- Born: Edward Gareth Woodward 9 November 1971 (age 54) Chelmsford, Essex, England
- Education: University of Bristol
- Occupation: Accountant
- Employers: PricewaterhouseCoopers; Robert Fleming & Co.; J.P. Morgan & Co.;
- Title: Executive vice-chairman
- Spouse: Isabelle Nicole Caprano ​ ​(m. 2001)​

= Ed Woodward =

English banker

Edward Gareth Woodward (born 9 November 1971) is an English accountant and investment banker who was the executive vice-chairman and effectively the chief executive of Manchester United from 2012 to 2022. Richard Arnold succeeded him in his role.

==Education==
Woodward attended Brentwood School in Brentwood, Essex from 1983 to 1989. He went on to study physics at the University of Bristol graduating in 1993. He later qualified as a chartered accountant in 1996.

==Career==
Woodward began working for PricewaterhouseCoopers in the accounting and tax advisory department in 1993, before joining J.P. Morgan & Co. as an investment banker in the mergers and acquisitions department in 1999.

In 2005, Woodward advised Malcolm Glazer and the Glazer family during its successful takeover of Manchester United. The Glazer family then recruited Woodward to join the club in a "financial planning" role.

In 2007, Woodward was given charge of the commercial and media operations of Manchester United. It was in this role that Woodward is credited for United's success in tying up lucrative sponsorship deals with companies around the world.
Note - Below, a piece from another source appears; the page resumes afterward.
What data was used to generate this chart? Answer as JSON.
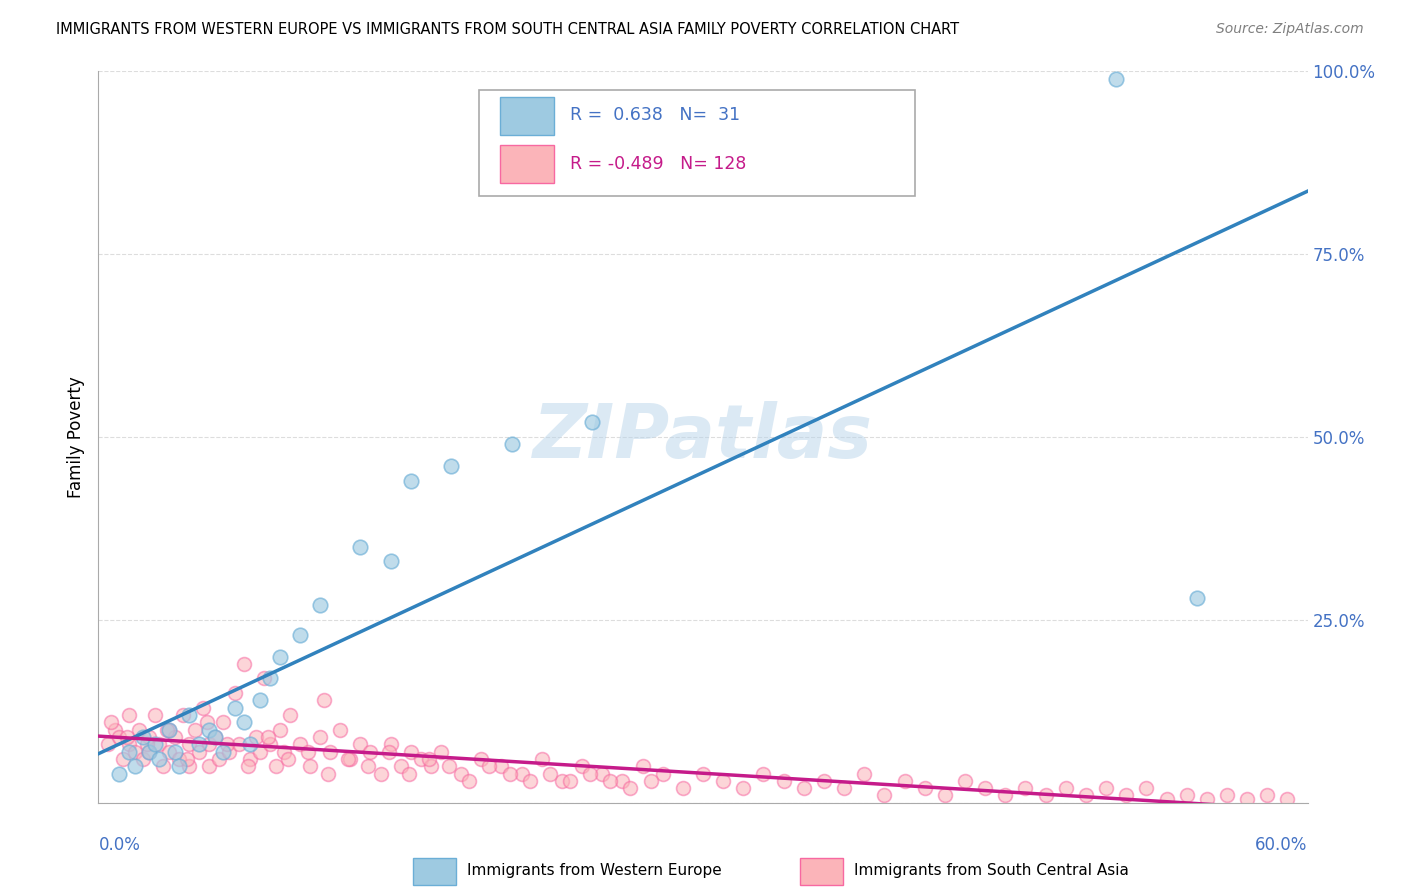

In 2005, the club's commercial revenue was £48.7 million. In 2012, it stood at £117.6 million.

Woodward was appointed to the board of directors and named executive vice-chairman of Manchester United in 2012. After the retirement of CEO David Gill the following year, Woodward was promoted to the top operational role at Old Trafford in a restructuring of the club's boardroom. Woodward was succeeded by Richard Arnold as the club's commercial management director.

In August 2016, Woodward secured the transfer of Paul Pogba for a record breaking fee of £89 million, making him the world's most expensive footballer at the time.
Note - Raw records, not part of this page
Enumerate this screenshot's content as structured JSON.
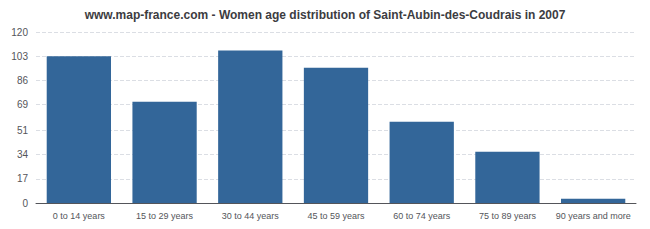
{
  "chart_data": {
    "type": "bar",
    "title": "www.map-france.com - Women age distribution of Saint-Aubin-des-Coudrais in 2007",
    "categories": [
      "0 to 14 years",
      "15 to 29 years",
      "30 to 44 years",
      "45 to 59 years",
      "60 to 74 years",
      "75 to 89 years",
      "90 years and more"
    ],
    "values": [
      103,
      71,
      107,
      95,
      57,
      36,
      3
    ],
    "color": "#336699",
    "ylim": [
      0,
      120
    ],
    "yticks": [
      0,
      17,
      34,
      51,
      69,
      86,
      103,
      120
    ],
    "grid": true
  }
}
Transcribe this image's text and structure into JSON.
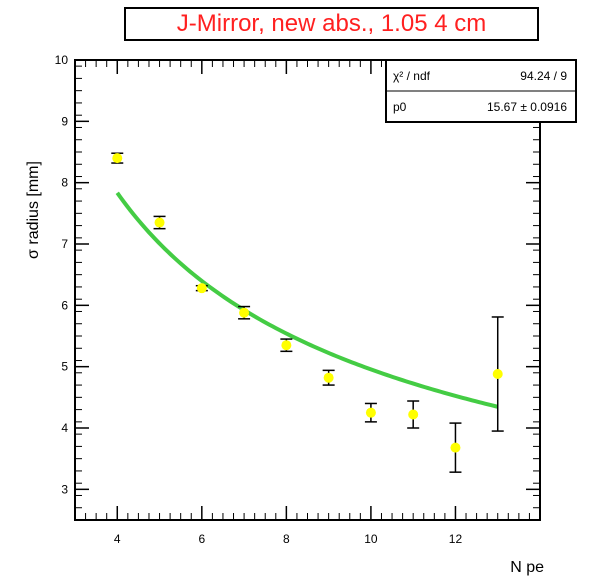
{
  "chart_data": {
    "type": "scatter",
    "title": "J-Mirror, new abs., 1.05 4 cm",
    "xlabel": "N pe",
    "ylabel": "σ radius [mm]",
    "xlim": [
      3,
      14
    ],
    "ylim": [
      2.5,
      10
    ],
    "xticks": [
      4,
      6,
      8,
      10,
      12
    ],
    "yticks": [
      3,
      4,
      5,
      6,
      7,
      8,
      9,
      10
    ],
    "grid": false,
    "marker_color": "#ffff00",
    "fit_color": "#44cc44",
    "points": [
      {
        "x": 4,
        "y": 8.4,
        "err": 0.08
      },
      {
        "x": 5,
        "y": 7.35,
        "err": 0.1
      },
      {
        "x": 6,
        "y": 6.28,
        "err": 0.04
      },
      {
        "x": 7,
        "y": 5.88,
        "err": 0.1
      },
      {
        "x": 8,
        "y": 5.35,
        "err": 0.1
      },
      {
        "x": 9,
        "y": 4.82,
        "err": 0.12
      },
      {
        "x": 10,
        "y": 4.25,
        "err": 0.15
      },
      {
        "x": 11,
        "y": 4.22,
        "err": 0.22
      },
      {
        "x": 12,
        "y": 3.68,
        "err": 0.4
      },
      {
        "x": 13,
        "y": 4.88,
        "err": 0.93
      }
    ],
    "fit": {
      "function": "p0/sqrt(x)",
      "p0": 15.67,
      "x_range": [
        4,
        13
      ]
    },
    "stats_box": {
      "rows": [
        {
          "label": "χ² / ndf",
          "value": "94.24 / 9"
        },
        {
          "label": "p0",
          "value": "15.67 ± 0.0916"
        }
      ]
    }
  }
}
On 20 April 2021, Woodward announced he would resign as executive vice-chairman of Manchester United at the end of the year, following unprecedented criticism of Manchester United's failed attempt at forming and joining a European Super League. Woodward was reported to have been heavily involved in plans for the Super League "from day one". By the end of that season, he had also overseen Manchester United's worst trophy drought since the mid-1980s, a period of four years without a single piece of silverware. In an announcement on Manchester United’s website, it was confirmed that Woodward would leave his position on 1 February 2022.

==Criticism==
Woodward has received consistent criticism for his performance as Manchester United's chief executive.

Woodward's first transfer window in 2013, in which Manchester United completed the signing of Belgian midfielder Marouane Fellaini from Everton but failed to acquire other transfer targets, was described as being "disastrous" by The Daily Telegraph. After the window closed, some fans demanded the sacking of Woodward.

In July 2014, the newly appointed Manchester United coach, Louis van Gaal complained that Manchester United's excessive commercial activities could hamper the team's success and hoped there could be some balance to that.

After the 2018 summer transfer window, it was speculated in the media that Woodward had vetoed the transfer targets given to him by then manager José Mourinho at the end of the 2017–18 season. This created tension in the club, with Mourinho and the United fans alike criticising Woodward for the lack of improvement in the squad.

In January 2020, Woodward's Cheshire home was attacked by a group of disgruntled Manchester United supporters chanting that he was "going to die". This followed similar chanting at Old Trafford during recent Manchester United home games, at which supporters have called for Woodward and the club's owners, the Glazer family, to leave.

==Personal life==
Woodward supported non-league Chelmsford City in his youth. His father was a fan of both Derby County and Manchester United, and was present for the latter's victory in the 1968 European Cup Final at the old Wembley Stadium.